- Born: Linn Harrison Enslow February 26, 1891 Richmond, Virginia, US
- Died: November 3, 1957 (aged 66) Dublin, Virginia, US
- Education: Johns Hopkins University
- Known for: with Abel Wolman, standardized the methods used to chlorinate drinking water
- Scientific career
- Fields: sanitary engineering, chemistry

= Linn Enslow =

Linn Harrison Enslow (February 26, 1891 – November 3, 1957) was an American sanitary engineer and chemist, most famous for his work with Abel Wolman developing chlorination systems in Baltimore.

== Life ==

Enslow was born in Richmond, Virginia, to Linn Bliss Enslow and Marie (née Harrison) Enslow, the eldest of six children.

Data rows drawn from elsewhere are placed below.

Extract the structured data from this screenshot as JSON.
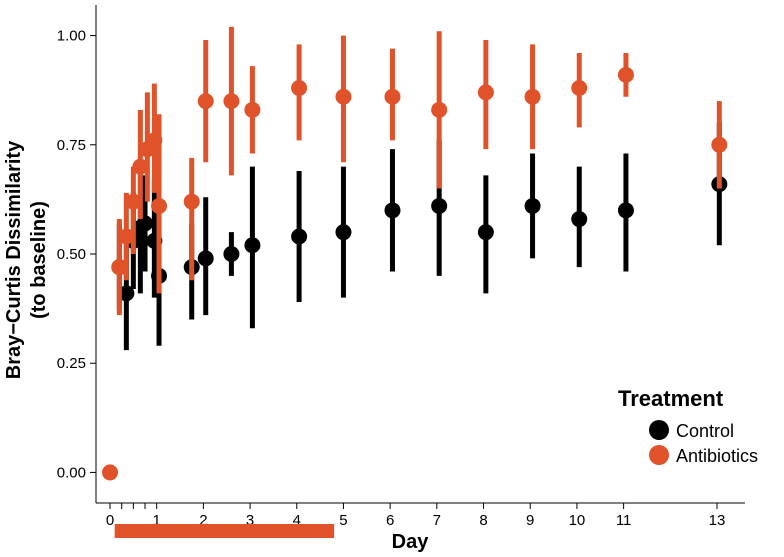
{
  "chart_data": {
    "type": "scatter",
    "xlabel": "Day",
    "ylabel_lines": [
      "Bray−Curtis Dissimilarity",
      "(to baseline)"
    ],
    "xlim": [
      -0.3,
      13.6
    ],
    "ylim": [
      -0.07,
      1.07
    ],
    "x_ticks": [
      0,
      0.25,
      0.5,
      0.75,
      1,
      2,
      3,
      4,
      5,
      6,
      7,
      8,
      9,
      10,
      11,
      13
    ],
    "x_tick_labels": [
      "0",
      "",
      "",
      "",
      "1",
      "2",
      "3",
      "4",
      "5",
      "6",
      "7",
      "8",
      "9",
      "10",
      "11",
      "13"
    ],
    "y_ticks": [
      0,
      0.25,
      0.5,
      0.75,
      1.0
    ],
    "y_tick_labels": [
      "0.00",
      "0.25",
      "0.50",
      "0.75",
      "1.00"
    ],
    "grid": false,
    "legend": {
      "title": "Treatment",
      "position": "right"
    },
    "treatment_period": {
      "start": 0.1,
      "end": 4.8,
      "color": "#e0532a"
    },
    "series": [
      {
        "name": "Control",
        "color": "#000000",
        "points": [
          {
            "x": 0.2,
            "y": 0.47,
            "lo": 0.37,
            "hi": 0.57
          },
          {
            "x": 0.35,
            "y": 0.41,
            "lo": 0.28,
            "hi": 0.53
          },
          {
            "x": 0.5,
            "y": 0.53,
            "lo": 0.42,
            "hi": 0.64
          },
          {
            "x": 0.65,
            "y": 0.56,
            "lo": 0.41,
            "hi": 0.7
          },
          {
            "x": 0.75,
            "y": 0.57,
            "lo": 0.46,
            "hi": 0.68
          },
          {
            "x": 0.95,
            "y": 0.53,
            "lo": 0.4,
            "hi": 0.67
          },
          {
            "x": 1.05,
            "y": 0.45,
            "lo": 0.29,
            "hi": 0.6
          },
          {
            "x": 1.75,
            "y": 0.47,
            "lo": 0.35,
            "hi": 0.57
          },
          {
            "x": 2.05,
            "y": 0.49,
            "lo": 0.36,
            "hi": 0.63
          },
          {
            "x": 2.6,
            "y": 0.5,
            "lo": 0.45,
            "hi": 0.55
          },
          {
            "x": 3.05,
            "y": 0.52,
            "lo": 0.33,
            "hi": 0.7
          },
          {
            "x": 4.05,
            "y": 0.54,
            "lo": 0.39,
            "hi": 0.69
          },
          {
            "x": 5.0,
            "y": 0.55,
            "lo": 0.4,
            "hi": 0.7
          },
          {
            "x": 6.05,
            "y": 0.6,
            "lo": 0.46,
            "hi": 0.74
          },
          {
            "x": 7.05,
            "y": 0.61,
            "lo": 0.45,
            "hi": 0.76
          },
          {
            "x": 8.05,
            "y": 0.55,
            "lo": 0.41,
            "hi": 0.68
          },
          {
            "x": 9.05,
            "y": 0.61,
            "lo": 0.49,
            "hi": 0.73
          },
          {
            "x": 10.05,
            "y": 0.58,
            "lo": 0.47,
            "hi": 0.7
          },
          {
            "x": 11.05,
            "y": 0.6,
            "lo": 0.46,
            "hi": 0.73
          },
          {
            "x": 13.05,
            "y": 0.66,
            "lo": 0.52,
            "hi": 0.8
          }
        ]
      },
      {
        "name": "Antibiotics",
        "color": "#e0532a",
        "points": [
          {
            "x": 0.0,
            "y": 0.0,
            "lo": 0.0,
            "hi": 0.0
          },
          {
            "x": 0.2,
            "y": 0.47,
            "lo": 0.36,
            "hi": 0.58
          },
          {
            "x": 0.35,
            "y": 0.54,
            "lo": 0.44,
            "hi": 0.64
          },
          {
            "x": 0.5,
            "y": 0.62,
            "lo": 0.5,
            "hi": 0.7
          },
          {
            "x": 0.65,
            "y": 0.7,
            "lo": 0.58,
            "hi": 0.83
          },
          {
            "x": 0.8,
            "y": 0.74,
            "lo": 0.62,
            "hi": 0.87
          },
          {
            "x": 0.95,
            "y": 0.76,
            "lo": 0.64,
            "hi": 0.89
          },
          {
            "x": 1.05,
            "y": 0.61,
            "lo": 0.41,
            "hi": 0.82
          },
          {
            "x": 1.75,
            "y": 0.62,
            "lo": 0.44,
            "hi": 0.72
          },
          {
            "x": 2.05,
            "y": 0.85,
            "lo": 0.71,
            "hi": 0.99
          },
          {
            "x": 2.6,
            "y": 0.85,
            "lo": 0.68,
            "hi": 1.02
          },
          {
            "x": 3.05,
            "y": 0.83,
            "lo": 0.73,
            "hi": 0.93
          },
          {
            "x": 4.05,
            "y": 0.88,
            "lo": 0.76,
            "hi": 0.98
          },
          {
            "x": 5.0,
            "y": 0.86,
            "lo": 0.71,
            "hi": 1.0
          },
          {
            "x": 6.05,
            "y": 0.86,
            "lo": 0.76,
            "hi": 0.97
          },
          {
            "x": 7.05,
            "y": 0.83,
            "lo": 0.65,
            "hi": 1.01
          },
          {
            "x": 8.05,
            "y": 0.87,
            "lo": 0.74,
            "hi": 0.99
          },
          {
            "x": 9.05,
            "y": 0.86,
            "lo": 0.74,
            "hi": 0.98
          },
          {
            "x": 10.05,
            "y": 0.88,
            "lo": 0.79,
            "hi": 0.96
          },
          {
            "x": 11.05,
            "y": 0.91,
            "lo": 0.86,
            "hi": 0.96
          },
          {
            "x": 13.05,
            "y": 0.75,
            "lo": 0.65,
            "hi": 0.85
          }
        ]
      }
    ]
  }
}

He died of a heart attack on his farm in Dublin, Virginia in 1957; at the time, he resided in Queens, New York, and was working as editor of the magazine Water and Sewage Works. He was buried in New Dublin Presbyterian Church Cemetery in Dublin, Virginia.

== Work ==

While studying chemistry at Johns Hopkins, he met Abel Wolman; together, the two devised a formula to appropriately chlorinate drinking water, depending on factors such as acidity. Between the time of discovery in 1919 and 1941, eighty-five percent of American water systems were using chlorination.